Au Cameroun, les recettes douanières sont globalement sur une courbe ascendante sur la période 2010-2023 excepté un repli de 21,4 milliards accusé en 2015 (678,8 milliards venant de 700,2 milliards en 2014) puis, une baisse de 142, 2 milliards en 2020 du fait du contexte du coronavirus : 707, 8 milliards ont été mobilisés contre 850 milliards en 2019 . D’après les données compilées par le ministère camerounais des Finances (Minfi) 10 158,1 milliards de Fcfa de recettes douanières ont été collectées sur cette période de 14 ans sur un objectif cumulé de 10 072,2 milliards soit un dépassement de 85, 9 milliards de Fcfa et un taux de réalisation de 101%. A l’observation, l’on est passé de 503,5 milliards en 2010 à 1 022,6 milliards en 2023 pour un bond de 519 milliards de Fcfa en valeur absolue et de 103% en valeur relative.

De multiples réformes

La Direction générale des douanes vante cette embellie par la mise en place d’un certain nombre de réformes. Il s’agit notamment de la dématérialisation des procédures d’abord à travers l’application « Sydonia++ » conçue uniquement pour des besoins statistiques. Compte tenu de ses limites dans la prise en charge de l’ensemble des procédures de dédouanement, elle a été remplacée en 2020 par un autre système douanier dénommé le Cameroon Customs Information System (Camcis). Celui-ci apprend-t-on, permet de gérer la performance, le volet contentieux le contrôle après dédouanement , les moyens de transport entre autres.

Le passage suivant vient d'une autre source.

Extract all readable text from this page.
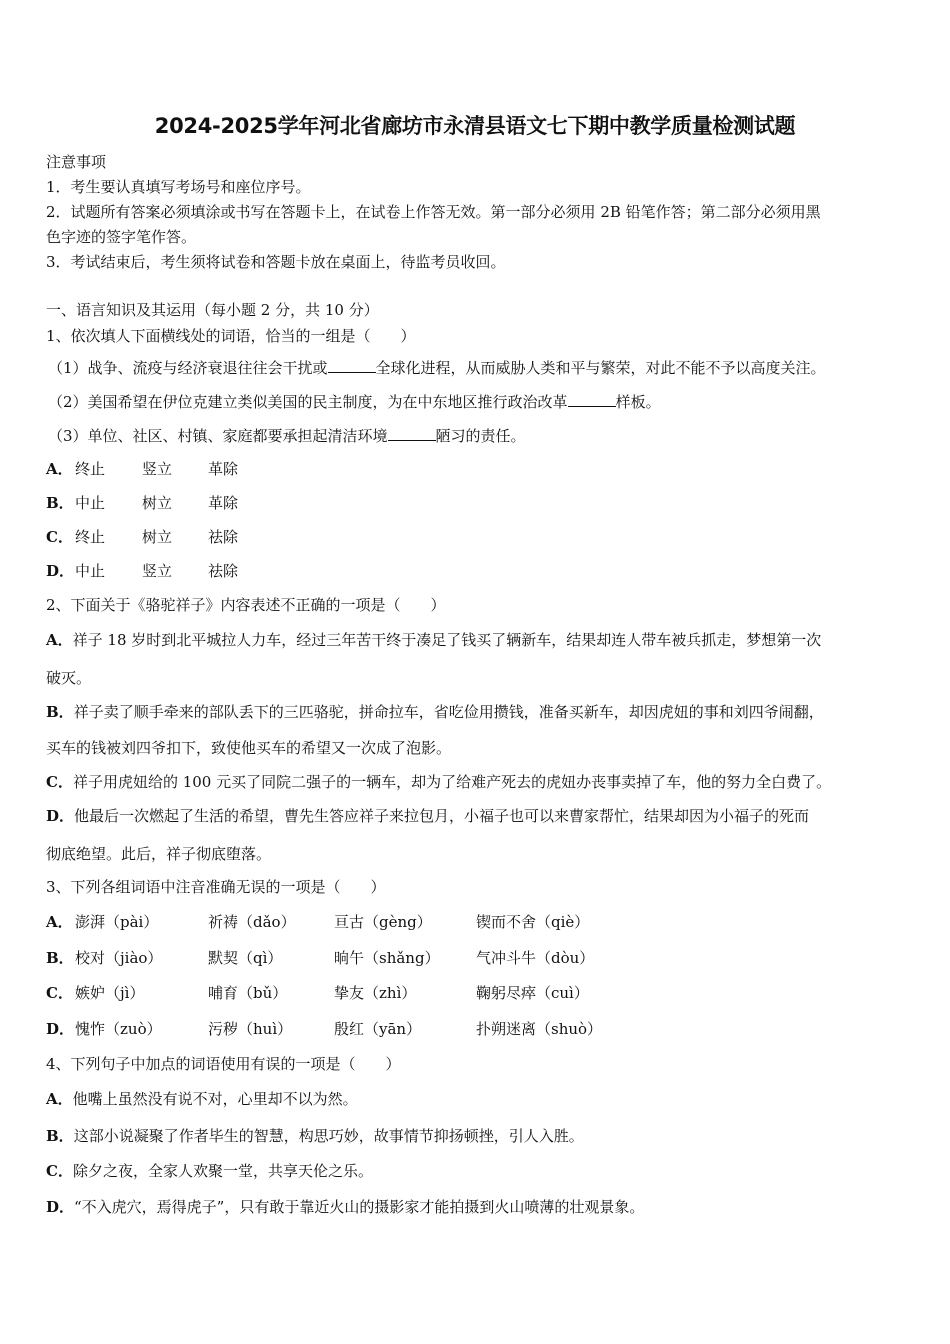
2024-2025学年河北省廊坊市永清县语文七下期中教学质量检测试题
注意事项
1．考生要认真填写考场号和座位序号。
2．试题所有答案必须填涂或书写在答题卡上，在试卷上作答无效。第一部分必须用 2B 铅笔作答；第二部分必须用黑
色字迹的签字笔作答。
3．考试结束后，考生须将试卷和答题卡放在桌面上，待监考员收回。
一、语言知识及其运用（每小题 2 分，共 10 分）
1、依次填人下面横线处的词语，恰当的一组是（　　）
（1）战争、流疫与经济衰退往往会干扰或	全球化进程，从而威胁人类和平与繁荣，对此不能不予以高度关注。
（2）美国希望在伊位克建立类似美国的民主制度，为在中东地区推行政治改革	样板。
（3）单位、社区、村镇、家庭都要承担起清洁环境	陋习的责任。
A． 终止 竖立 革除
B． 中止 树立 革除
C． 终止 树立 祛除
D． 中止 竖立 祛除
2、下面关于《骆驼祥子》内容表述不正确的一项是（　　）
A．祥子 18 岁时到北平城拉人力车，经过三年苦干终于凑足了钱买了辆新车，结果却连人带车被兵抓走，梦想第一次
破灭。
B．祥子卖了顺手牵来的部队丢下的三匹骆驼，拼命拉车，省吃俭用攒钱，准备买新车，却因虎妞的事和刘四爷闹翻，
买车的钱被刘四爷扣下，致使他买车的希望又一次成了泡影。
C．祥子用虎妞给的 100 元买了同院二强子的一辆车，却为了给难产死去的虎妞办丧事卖掉了车，他的努力全白费了。
D．他最后一次燃起了生活的希望，曹先生答应祥子来拉包月，小福子也可以来曹家帮忙，结果却因为小福子的死而
彻底绝望。此后，祥子彻底堕落。
3、下列各组词语中注音准确无误的一项是（　　）
A． 澎湃（pài）	祈祷（dǎo）	亘古（gèng）	锲而不舍（qiè）
B． 校对（jiào）	默契（qì）	晌午（shǎng） 气冲斗牛（dòu）
C． 嫉妒（jì）	哺育（bǔ）	挚友（zhì）	鞠躬尽瘁（cuì）
D． 愧怍（zuò）	污秽（huì）	殷红（yān）	扑朔迷离（shuò）
4、下列句子中加点的词语使用有误的一项是（　　）
A．他嘴上虽然没有说不对，心里却不以为然。
B．这部小说凝聚了作者毕生的智慧，构思巧妙，故事情节抑扬顿挫，引人入胜。
C．除夕之夜，全家人欢聚一堂，共享天伦之乐。
D．“不入虎穴，焉得虎子”，只有敢于靠近火山的摄影家才能拍摄到火山喷薄的壮观景象。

Lire aussi : Cameroun : 215 milliards de recettes douanières mobilisées au premier trimestre 2024

Un autre facteur favorable à ces résultats est l’application ‘’Cosmos’’ dont l’objectif est de lutter contre les fraudes sur les véhicules, le paiement électroniques des droits et taxes de douanes. Ajouté à ceci, l’opération Halt au commerce illicite (Halcomi) qui, souligne la DGD, a permis de réduire les pertes de recettes. « Nous avons également la mise en place des segments des partenariats à deux niveaux : avec les autres administrations publiques telles que les impôts, le Trésor public, les Impôts et les banques, les particuliers pour encourager leur civisme fiscal et lutter efficacement contre certaines dérives notamment le commerce illicite . Enfin, l’organisation en interne avec l’instauration des contrats de performance où chaque agent est responsabilisé avec des objectifs à atteindre », explique une source interne à la douane. Des réformes auxquelles il faudrait ajouter des droits d’accises, des mesures très souvent introduites dans la loi de finances de chaque année permettent aussi d’apprécier le relèvement des taxes douanières.

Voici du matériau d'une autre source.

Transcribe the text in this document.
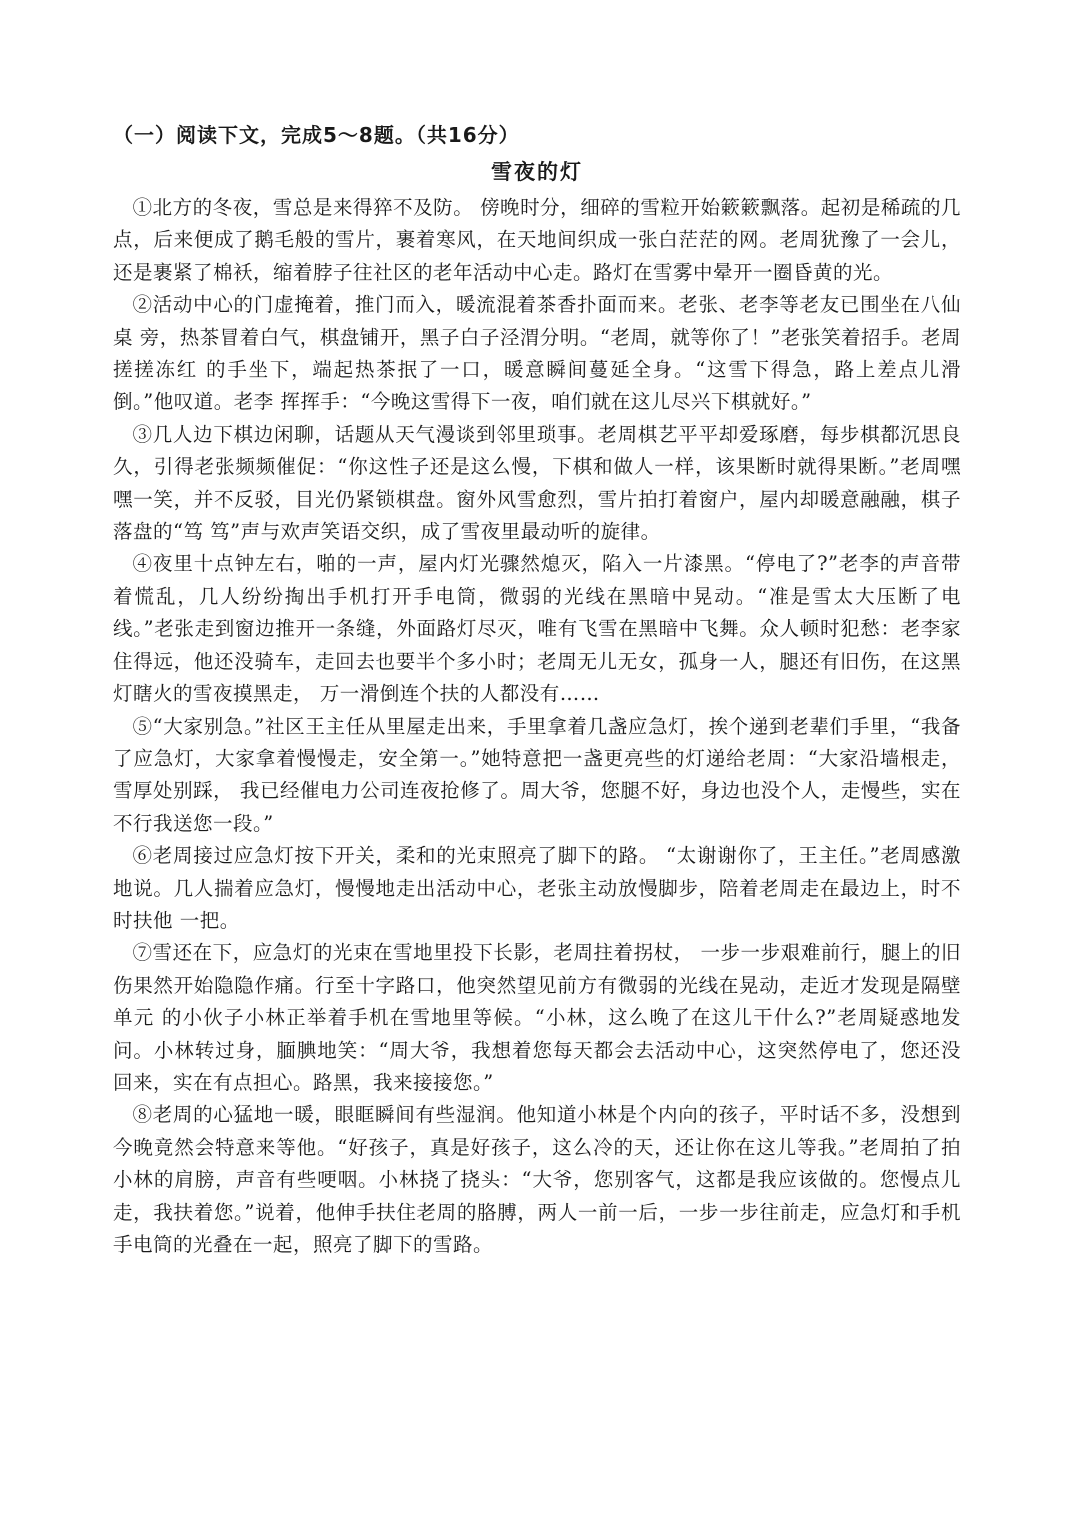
（一）阅读下文，完成5～8题。（共16分）

雪夜的灯

①北方的冬夜，雪总是来得猝不及防。 傍晚时分，细碎的雪粒开始簌簌飘落。起初是稀疏的几 点，后来便成了鹅毛般的雪片，裹着寒风，在天地间织成一张白茫茫的网。老周犹豫了一会儿，还是裹紧了棉袄，缩着脖子往社区的老年活动中心走。路灯在雪雾中晕开一圈昏黄的光。

②活动中心的门虚掩着，推门而入，暖流混着茶香扑面而来。老张、老李等老友已围坐在八仙桌 旁，热茶冒着白气，棋盘铺开，黑子白子泾渭分明。“老周，就等你了！”老张笑着招手。老周搓搓冻红 的手坐下，端起热茶抿了一口，暖意瞬间蔓延全身。“这雪下得急，路上差点儿滑倒。”他叹道。老李 挥挥手：“今晚这雪得下一夜，咱们就在这儿尽兴下棋就好。”

③几人边下棋边闲聊，话题从天气漫谈到邻里琐事。老周棋艺平平却爱琢磨，每步棋都沉思良久，引得老张频频催促：“你这性子还是这么慢，下棋和做人一样，该果断时就得果断。”老周嘿嘿一笑，并不反驳，目光仍紧锁棋盘。窗外风雪愈烈，雪片拍打着窗户，屋内却暖意融融，棋子落盘的“笃 笃”声与欢声笑语交织，成了雪夜里最动听的旋律。

④夜里十点钟左右，啪的一声，屋内灯光骤然熄灭，陷入一片漆黑。“停电了?”老李的声音带着慌乱，几人纷纷掏出手机打开手电筒，微弱的光线在黑暗中晃动。“准是雪太大压断了电线。”老张走到窗边推开一条缝，外面路灯尽灭，唯有飞雪在黑暗中飞舞。众人顿时犯愁：老李家住得远，他还没骑车，走回去也要半个多小时；老周无儿无女，孤身一人，腿还有旧伤，在这黑灯瞎火的雪夜摸黑走， 万一滑倒连个扶的人都没有……

⑤“大家别急。”社区王主任从里屋走出来，手里拿着几盏应急灯，挨个递到老辈们手里，“我备了应急灯，大家拿着慢慢走，安全第一。”她特意把一盏更亮些的灯递给老周：“大家沿墙根走，雪厚处别踩， 我已经催电力公司连夜抢修了。周大爷，您腿不好，身边也没个人，走慢些，实在不行我送您一段。”

⑥老周接过应急灯按下开关，柔和的光束照亮了脚下的路。 “太谢谢你了，王主任。”老周感激地说。几人揣着应急灯，慢慢地走出活动中心，老张主动放慢脚步，陪着老周走在最边上，时不时扶他 一把。

⑦雪还在下，应急灯的光束在雪地里投下长影，老周拄着拐杖， 一步一步艰难前行，腿上的旧伤果然开始隐隐作痛。行至十字路口，他突然望见前方有微弱的光线在晃动，走近才发现是隔壁单元 的小伙子小林正举着手机在雪地里等候。“小林，这么晚了在这儿干什么?”老周疑惑地发问。小林转过身，腼腆地笑：“周大爷，我想着您每天都会去活动中心，这突然停电了，您还没回来，实在有点担心。路黑，我来接接您。”

⑧老周的心猛地一暖，眼眶瞬间有些湿润。他知道小林是个内向的孩子，平时话不多，没想到今晚竟然会特意来等他。“好孩子，真是好孩子，这么冷的天，还让你在这儿等我。”老周拍了拍小林的肩膀，声音有些哽咽。小林挠了挠头：“大爷，您别客气，这都是我应该做的。您慢点儿走，我扶着您。”说着，他伸手扶住老周的胳膊，两人一前一后，一步一步往前走，应急灯和手机手电筒的光叠在一起，照亮了脚下的雪路。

Bonnes performances sous fond de contraintes

Selon le Document de programmation économique et budgétaire 2025-2027, le Cameroun vise 1 427, 8 milliards de Fcfa en 2027. Un montant qui dépasserait de 333,2 milliards de Fcfa (+30,4%) les 1 094,6 prévus dans la loi de finances rectificative de l'exercice 2024. Malgré cet optimiste des pouvoirs publics, de nombreux facteurs endogènes et exogènes sont susceptibles d’influencer significativement la réalisation effective des missions de la douane camerounaise.

Lire aussi : Recettes douanières : le Cameroun table sur un objectif de 1 080 milliards en 2024 (+10%)

Le ministère des Finances redoute par exemple : le rétrécissement des échanges formels avec le Nigéria et l’Afrique de l’Ouest, en raison de la persistance de l’insécurité dans les régions occidentales ; l’instabilité du cours du Naira qui entraîne une chute du niveau de perception des droits et taxes de douane sur les biens importés de ce pays. Le gouvernement craint aussi le rétrécissement de l’assiette fiscale en rapport avec la mise en œuvre des Accords de partenariat économique (APE), la Zone de Libre-échange continentale africaine (Zlecaf) et les communautés économiques sous régionales (Cemac et Ceeac).